Hi all,
as far as I am aware, the current default server distribution works like this: Each active server is included in the zone for the country it is in, the zone for the continent it is on, and (at sufficient netspeed) the global zone.
When a client asks for servers, the response is:
- if there is at least one server in the country zone of the country the client is asking from, up to four servers from the same country,
- if there are no servers in the country zone but in the encompassing continent zone, up to four servers from the continental zone,
- if there are no servers in neither the country nor the continental zone, up to four servers from the global zone
The main issue for this thread is that the different countries do not balance each other out. In countries with few servers, these are often overwhelmed and sometimes an entire zone collapses when the servers can’t keep up with the request rate and get demoted by the monitoring. Meanwhile in countries with lots of servers, the servers still have capacity left unused. As an interesting side effect, coverage in countries with no servers is sometimes more stable than a country with a small amount of servers since the load gets distributed across the entire continent. All of this has been discussed in different threads here before.
The goal of this thread is to collect and discuss different approaches on how to distribute the available servers across the country zones, so we achieve a better coverage and better utilization of the resources made available in the pool.
Parameters to think about:
- How do we select servers to support underserved zones? Simply by continental grouping? Geographic adjacency of countries?
- What is the impact on the servers used as support? How do we prevent a scenario where we degrade a not yet underserved zone by adding too much load from nearby underserved zones?
- How do we handle the difference between zones? Does an optimization approach fit for large and small zones alike?
- How do we balance higher availability from adding more servers to a zone against higher latency from adding servers that are farther away?
- How do we define which zones are actually “underserved”? A certain amount of DNS requests per server? A certain amount of DNS request in proportion to netspeed? The amount of servers?
- How much complexity do we want to introduce?
I want to explicitly exclude the topic of IPv4 and IPv6 from the scope of this thread. Any server distribution algorithm should work well for both protocol versions, as I assume there will be both IPv4-only and IPv6-only clients for the foreseeable future, where the distribution of servers in one protocol version is irrelevant to the quality of distribution in the other.
I want to present two options that I have thought about. Both are designed purely on the NTP Pool management level without having to introduce new features to the GeoDNS servers.
The first approach was suggested here Minor new features on the website - #9 by ask and is to define a limit on at least how many servers should be in a zone. If there are not enough servers in a given zone, then servers from the surrounding zones could be added.
For the specific implementation: The Pool could calculate the average netspeed of the servers directly mapped to the zone, then add all servers (or at least all that are not themselves in an underserved zone) from the surrounding continent to the zone and scale their netspeeds down so that in the end, they add a total netspeed equal to the total netspeed of the “missing” servers if they all had the average netspeed. Pros: Low complexity, works with information already present in the core Pool database, no change for zones that are already empty or have a huge amount of servers. Cons: Static, might overload other zones in the same continent. Variation: Define a list with the minimum server count per zone based on the DNS statistics to account for differences in Pool usage by country.

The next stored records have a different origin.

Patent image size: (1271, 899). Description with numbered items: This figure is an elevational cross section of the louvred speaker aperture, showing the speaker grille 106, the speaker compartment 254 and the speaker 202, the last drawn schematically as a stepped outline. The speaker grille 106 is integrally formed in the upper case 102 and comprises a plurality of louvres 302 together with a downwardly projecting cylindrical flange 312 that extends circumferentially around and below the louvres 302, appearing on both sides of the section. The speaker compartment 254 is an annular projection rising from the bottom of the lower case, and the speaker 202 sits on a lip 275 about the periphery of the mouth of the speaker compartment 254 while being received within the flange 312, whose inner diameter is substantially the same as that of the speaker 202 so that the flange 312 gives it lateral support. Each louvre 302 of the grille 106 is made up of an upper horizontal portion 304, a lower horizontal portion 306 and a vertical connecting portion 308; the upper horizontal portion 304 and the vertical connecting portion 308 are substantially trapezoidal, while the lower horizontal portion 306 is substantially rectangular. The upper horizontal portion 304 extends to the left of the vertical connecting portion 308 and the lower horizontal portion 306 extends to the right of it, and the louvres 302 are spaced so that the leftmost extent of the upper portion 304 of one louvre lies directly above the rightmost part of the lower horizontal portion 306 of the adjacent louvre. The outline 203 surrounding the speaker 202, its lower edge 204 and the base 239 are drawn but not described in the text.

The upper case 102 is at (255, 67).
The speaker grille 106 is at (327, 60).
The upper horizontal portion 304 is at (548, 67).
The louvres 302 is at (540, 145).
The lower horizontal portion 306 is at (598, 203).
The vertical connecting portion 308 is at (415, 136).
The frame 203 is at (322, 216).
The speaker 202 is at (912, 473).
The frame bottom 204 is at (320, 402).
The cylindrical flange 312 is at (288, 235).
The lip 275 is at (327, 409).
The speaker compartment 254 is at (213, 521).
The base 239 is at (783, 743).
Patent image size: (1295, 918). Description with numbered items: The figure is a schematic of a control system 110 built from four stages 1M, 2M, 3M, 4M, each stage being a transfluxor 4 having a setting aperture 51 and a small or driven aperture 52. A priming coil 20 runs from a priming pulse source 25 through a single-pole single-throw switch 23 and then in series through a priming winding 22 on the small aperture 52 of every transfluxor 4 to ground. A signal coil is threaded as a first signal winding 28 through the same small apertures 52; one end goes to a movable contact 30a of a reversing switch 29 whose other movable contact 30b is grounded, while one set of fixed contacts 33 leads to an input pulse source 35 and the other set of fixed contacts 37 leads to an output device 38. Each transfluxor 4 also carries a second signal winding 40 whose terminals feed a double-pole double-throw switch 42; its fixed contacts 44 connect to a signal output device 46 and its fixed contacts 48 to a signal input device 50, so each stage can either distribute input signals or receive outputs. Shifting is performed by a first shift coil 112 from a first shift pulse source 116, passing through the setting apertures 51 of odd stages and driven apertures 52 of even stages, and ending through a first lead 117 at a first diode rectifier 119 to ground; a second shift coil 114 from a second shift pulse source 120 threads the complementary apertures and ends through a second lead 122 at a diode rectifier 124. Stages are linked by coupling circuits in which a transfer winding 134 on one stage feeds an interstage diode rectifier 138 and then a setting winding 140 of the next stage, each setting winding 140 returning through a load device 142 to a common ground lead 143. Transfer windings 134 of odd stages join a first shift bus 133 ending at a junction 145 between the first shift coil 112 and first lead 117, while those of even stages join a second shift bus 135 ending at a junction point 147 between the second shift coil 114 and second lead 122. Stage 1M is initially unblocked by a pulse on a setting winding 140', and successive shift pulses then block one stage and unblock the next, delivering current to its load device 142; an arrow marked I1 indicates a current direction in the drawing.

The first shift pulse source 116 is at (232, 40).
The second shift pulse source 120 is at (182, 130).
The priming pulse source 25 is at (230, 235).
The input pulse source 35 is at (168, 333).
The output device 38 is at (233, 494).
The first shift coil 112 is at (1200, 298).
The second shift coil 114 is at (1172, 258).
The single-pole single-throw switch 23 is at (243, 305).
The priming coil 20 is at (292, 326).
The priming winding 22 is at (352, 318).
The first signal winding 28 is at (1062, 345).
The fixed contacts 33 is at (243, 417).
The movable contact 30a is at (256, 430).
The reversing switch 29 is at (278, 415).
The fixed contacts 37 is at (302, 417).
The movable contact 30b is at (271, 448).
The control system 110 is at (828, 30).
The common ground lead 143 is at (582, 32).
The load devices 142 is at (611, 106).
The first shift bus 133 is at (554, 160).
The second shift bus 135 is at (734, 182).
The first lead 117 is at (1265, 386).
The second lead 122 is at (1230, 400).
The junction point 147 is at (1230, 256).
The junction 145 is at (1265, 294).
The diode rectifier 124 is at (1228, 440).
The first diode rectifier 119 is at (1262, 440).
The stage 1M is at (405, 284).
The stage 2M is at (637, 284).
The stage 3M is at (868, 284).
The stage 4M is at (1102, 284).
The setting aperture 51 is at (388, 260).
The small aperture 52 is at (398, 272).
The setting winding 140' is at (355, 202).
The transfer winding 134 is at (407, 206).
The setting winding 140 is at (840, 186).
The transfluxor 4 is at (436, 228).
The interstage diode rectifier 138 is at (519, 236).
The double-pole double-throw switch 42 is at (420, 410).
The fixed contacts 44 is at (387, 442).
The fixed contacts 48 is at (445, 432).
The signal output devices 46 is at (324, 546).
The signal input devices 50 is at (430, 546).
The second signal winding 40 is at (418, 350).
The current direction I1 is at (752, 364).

Another approach could be to calculate the “load” on a zone based on the amount of DNS requests the zone gets in proportion to the “amount” of netspeed it has. Then the servers from zones with below average load are added to nearby (=same continent?) zones with above average load, again with a scaled down netspeed to support the above-average-loaded zones without needlessly dominating them. This could be mapped again on a continental level, and might even implement that countries that have a lower relative load are weighted to take more support load. Pros: Dynamic, scales with zone usage and server counts. Cons: Need to implement DNS metrics in the Pool management algorithms, zone generation now depends on an “external” factor, might degrade service quality for “below average” zones that were already well served.
For any approach, instead of just using all available servers of the continental zone, we could define a distance matrix, indicating the distance between countries as a simple number abstracting geographical distance and internet interconnections. If a zone needs support, the support is provided by servers from all countries but scaled to weigh servers from nearby countries with a higher netspeed.
What are your thoughts on this topic? Do you have further input or ideas on how to improve the server distribution?